Ben kalan seyahat günümü Cascias’a gidip Atlas Okyanusu’nun suyuna dokunabilmek için kullanmıştım. Takıntı işte. Trenle bir saat kadar, çok keyifli bir sahil şeridinden yol alıyor ve sadece Lizbon’dan değil ülkenin ortalarından pek çok yerden gelen Portekizlinin hafta sonlarını geçirdikleri Cascais’e varıyoruz. Burası renkli mozaiklerle süslenmiş duvarları ve aşı boyalı evleriyle ünlü eski bir balıkçı köyü. Önde palmiyeler, arkasında kayalar ve büyük büyük dalgalar… “Ben Atlantik Okyanusu gördüm” diyebilmeliyiz, öyle değil mi?
Klasik turist kasabası çarşısını hızlı adımlarla geçiyor, kalabalığı takip edip en yakın kıyıya ulaşıyoruz. Dört önemli plajı var Cascais’in; Conceiçao, Rainha, Riberia ve eski şehrin diğer tarafında kalan Santa Marta… Havlumuzu Rainha kumlarına seriyor, kendimizi Okyanus’un sularına bırakıyoruz… Burayla ilgili hatırımdan çıkmayan bir konu da, gençlerin neşesiydi… Daha treninden beri; vagonun içinde deniz topuyla voleybol oynayanlar, istasyon binasının demirinde barfiks çekenler, Okyanus’a inerken topluca şarkı söyleyenler…

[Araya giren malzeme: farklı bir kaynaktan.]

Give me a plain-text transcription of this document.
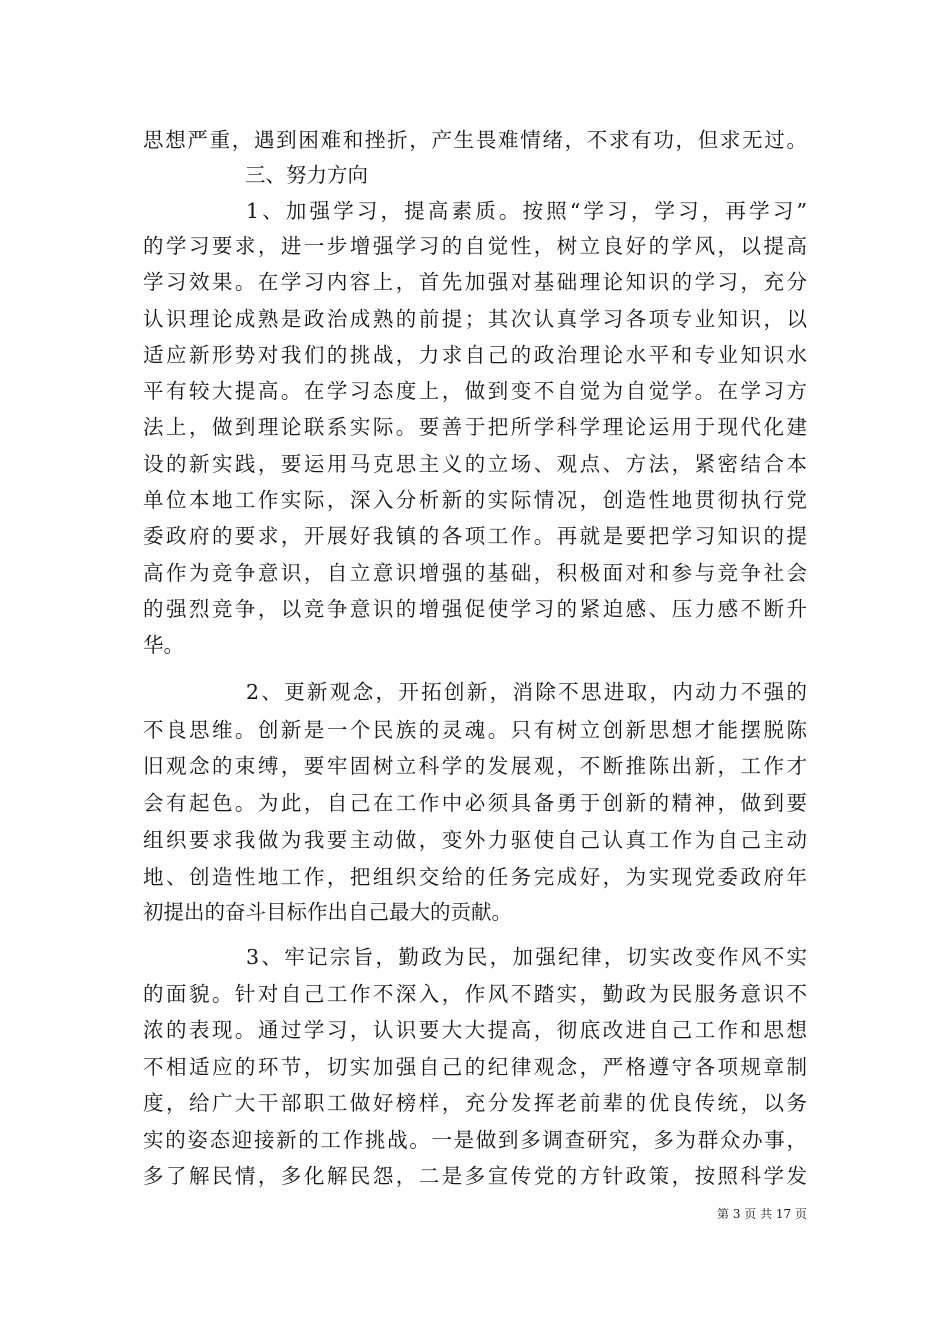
思想严重，遇到困难和挫折，产生畏难情绪，不求有功，但求无过。
三、努力方向
1、加强学习，提高素质。按照“学习，学习，再学习”
的学习要求，进一步增强学习的自觉性，树立良好的学风，以提高
学习效果。在学习内容上，首先加强对基础理论知识的学习，充分
认识理论成熟是政治成熟的前提；其次认真学习各项专业知识，以
适应新形势对我们的挑战，力求自己的政治理论水平和专业知识水
平有较大提高。在学习态度上，做到变不自觉为自觉学。在学习方
法上，做到理论联系实际。要善于把所学科学理论运用于现代化建
设的新实践，要运用马克思主义的立场、观点、方法，紧密结合本
单位本地工作实际，深入分析新的实际情况，创造性地贯彻执行党
委政府的要求，开展好我镇的各项工作。再就是要把学习知识的提
高作为竞争意识，自立意识增强的基础，积极面对和参与竞争社会
的强烈竞争，以竞争意识的增强促使学习的紧迫感、压力感不断升
华。
2、更新观念，开拓创新，消除不思进取，内动力不强的
不良思维。创新是一个民族的灵魂。只有树立创新思想才能摆脱陈
旧观念的束缚，要牢固树立科学的发展观，不断推陈出新，工作才
会有起色。为此，自己在工作中必须具备勇于创新的精神，做到要
组织要求我做为我要主动做，变外力驱使自己认真工作为自己主动
地、创造性地工作，把组织交给的任务完成好，为实现党委政府年
初提出的奋斗目标作出自己最大的贡献。
3、牢记宗旨，勤政为民，加强纪律，切实改变作风不实
的面貌。针对自己工作不深入，作风不踏实，勤政为民服务意识不
浓的表现。通过学习，认识要大大提高，彻底改进自己工作和思想
不相适应的环节，切实加强自己的纪律观念，严格遵守各项规章制
度，给广大干部职工做好榜样，充分发挥老前辈的优良传统，以务
实的姿态迎接新的工作挑战。一是做到多调查研究，多为群众办事，
多了解民情，多化解民怨，二是多宣传党的方针政策，按照科学发
第 3 页 共 17 页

Şapkaları havaya fırlatıp tutmalar... İspanyol gençleri bilirim, kanları hep kaynar.. İşte onlar gibi; Portekizli çocukların neşesine de diyecek yok. “Aaah” diyerek geçirdiğimi hatırlıyorum içimden, “her şey gençken işte…” O zamandan bu zamana 6 yıl geçti. O dediklerim de anlamını yitirdi tabii... “Aaah” diyorum şimdi “gençliğe yaşlılığa bakmıyor bu işler; her şey hayattayken işte”!